NHS England to Trial AI, Robotic Tools For Lung Cancer Diagnosis
The National Health Service (NHS) England will trial a combination of AI and robot-assisted care to speed up the detection and diagnosis of lung cancer, the UK’s most lethal form of the disease.
The trial comes at the same time as the health service pledges to offer all smokers and ex-smokers the chance to be screened for lung cancer by 2030.
That expansion will lead to an estimated 50,000 lung cancers being diagnosed by 2035, of which 23,000 will be at early stage, which could save thousands of lives, it said.
The disease is a particular focus of the government’s forthcoming national cancer plan for England because it is Britain’s biggest cancer killer, reflecting historically high smoking rates. It claims 33,100 lives a year across the UK, around 91 a day.
NHS chiefs hope that deploying AI and robotic technology will help doctors uncover more cases, which will enable treatment to start sooner and enhance the patient’s chances of survival. The trial will be undertaken at Guy’s and St Thomas’ NHS trust in London.

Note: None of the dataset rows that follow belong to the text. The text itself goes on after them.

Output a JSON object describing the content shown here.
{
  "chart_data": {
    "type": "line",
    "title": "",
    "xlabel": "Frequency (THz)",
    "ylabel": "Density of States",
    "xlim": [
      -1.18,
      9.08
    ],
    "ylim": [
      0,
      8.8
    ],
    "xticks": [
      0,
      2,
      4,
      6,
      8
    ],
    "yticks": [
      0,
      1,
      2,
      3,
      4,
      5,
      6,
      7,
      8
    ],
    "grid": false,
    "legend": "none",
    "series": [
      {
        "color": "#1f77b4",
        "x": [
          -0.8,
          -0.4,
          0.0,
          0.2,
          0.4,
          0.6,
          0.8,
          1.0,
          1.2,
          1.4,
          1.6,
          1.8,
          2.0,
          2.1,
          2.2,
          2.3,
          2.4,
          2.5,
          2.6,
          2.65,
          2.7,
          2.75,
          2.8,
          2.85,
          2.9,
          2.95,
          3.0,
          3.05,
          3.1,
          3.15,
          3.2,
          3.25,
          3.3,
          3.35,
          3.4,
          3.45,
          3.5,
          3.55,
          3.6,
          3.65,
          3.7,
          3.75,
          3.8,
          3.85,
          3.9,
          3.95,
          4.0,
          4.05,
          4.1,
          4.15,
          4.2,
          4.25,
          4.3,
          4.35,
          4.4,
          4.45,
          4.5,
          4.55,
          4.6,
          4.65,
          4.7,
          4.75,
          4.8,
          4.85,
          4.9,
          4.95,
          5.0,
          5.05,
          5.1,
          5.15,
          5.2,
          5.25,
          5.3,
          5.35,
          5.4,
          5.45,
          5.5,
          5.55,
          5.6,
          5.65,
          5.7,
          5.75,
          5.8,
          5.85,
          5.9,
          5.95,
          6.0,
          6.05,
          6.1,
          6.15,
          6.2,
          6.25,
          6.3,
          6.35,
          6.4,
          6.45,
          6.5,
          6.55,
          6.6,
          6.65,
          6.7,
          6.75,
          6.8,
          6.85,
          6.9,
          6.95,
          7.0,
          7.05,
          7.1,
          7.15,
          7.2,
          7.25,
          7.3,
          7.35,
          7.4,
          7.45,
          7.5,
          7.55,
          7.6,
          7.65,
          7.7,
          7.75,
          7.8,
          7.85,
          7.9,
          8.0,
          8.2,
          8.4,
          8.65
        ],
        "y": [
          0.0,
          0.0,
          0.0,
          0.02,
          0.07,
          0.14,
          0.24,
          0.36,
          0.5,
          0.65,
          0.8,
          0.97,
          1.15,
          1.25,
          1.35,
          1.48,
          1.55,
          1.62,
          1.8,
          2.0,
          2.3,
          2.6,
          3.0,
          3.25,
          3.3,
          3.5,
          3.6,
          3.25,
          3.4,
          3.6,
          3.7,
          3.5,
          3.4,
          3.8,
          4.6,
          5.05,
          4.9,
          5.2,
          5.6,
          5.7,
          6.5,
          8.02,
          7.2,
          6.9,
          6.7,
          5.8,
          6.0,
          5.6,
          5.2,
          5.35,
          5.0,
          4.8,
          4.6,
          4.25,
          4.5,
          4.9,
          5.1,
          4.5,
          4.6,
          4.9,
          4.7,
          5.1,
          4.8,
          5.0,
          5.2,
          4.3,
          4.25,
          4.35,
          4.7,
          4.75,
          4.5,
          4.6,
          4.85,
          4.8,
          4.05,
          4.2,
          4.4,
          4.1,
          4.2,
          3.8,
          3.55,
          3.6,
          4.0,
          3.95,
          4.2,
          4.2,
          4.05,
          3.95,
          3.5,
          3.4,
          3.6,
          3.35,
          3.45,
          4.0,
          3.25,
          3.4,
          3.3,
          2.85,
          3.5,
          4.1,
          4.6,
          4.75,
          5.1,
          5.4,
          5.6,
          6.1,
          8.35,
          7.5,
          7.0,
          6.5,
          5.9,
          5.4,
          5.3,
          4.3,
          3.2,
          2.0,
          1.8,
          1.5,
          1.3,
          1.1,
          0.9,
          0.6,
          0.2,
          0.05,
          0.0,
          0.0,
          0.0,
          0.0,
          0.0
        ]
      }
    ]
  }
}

In the trial, AI software will analyse lung scans and alert doctors to the presence of small lumps – some just 6mm long, the size of a grain of rice – that are most likely to be cancerous.
A robotic camera will then guide the miniature tools used to undertake a biopsy, to produce a sample of tissue that can be analysed in a laboratory more precisely than with existing techniques. That will enable potentially cancerous nodules hidden deep in someone’s lung, which are hard to spot at present, to be removed and examined.
NHS England said that if proven effective, the technology could help transform lung cancer diagnosis as the screening programme increasingly identifies more people with very small nodules that would previously have gone undetected until much later.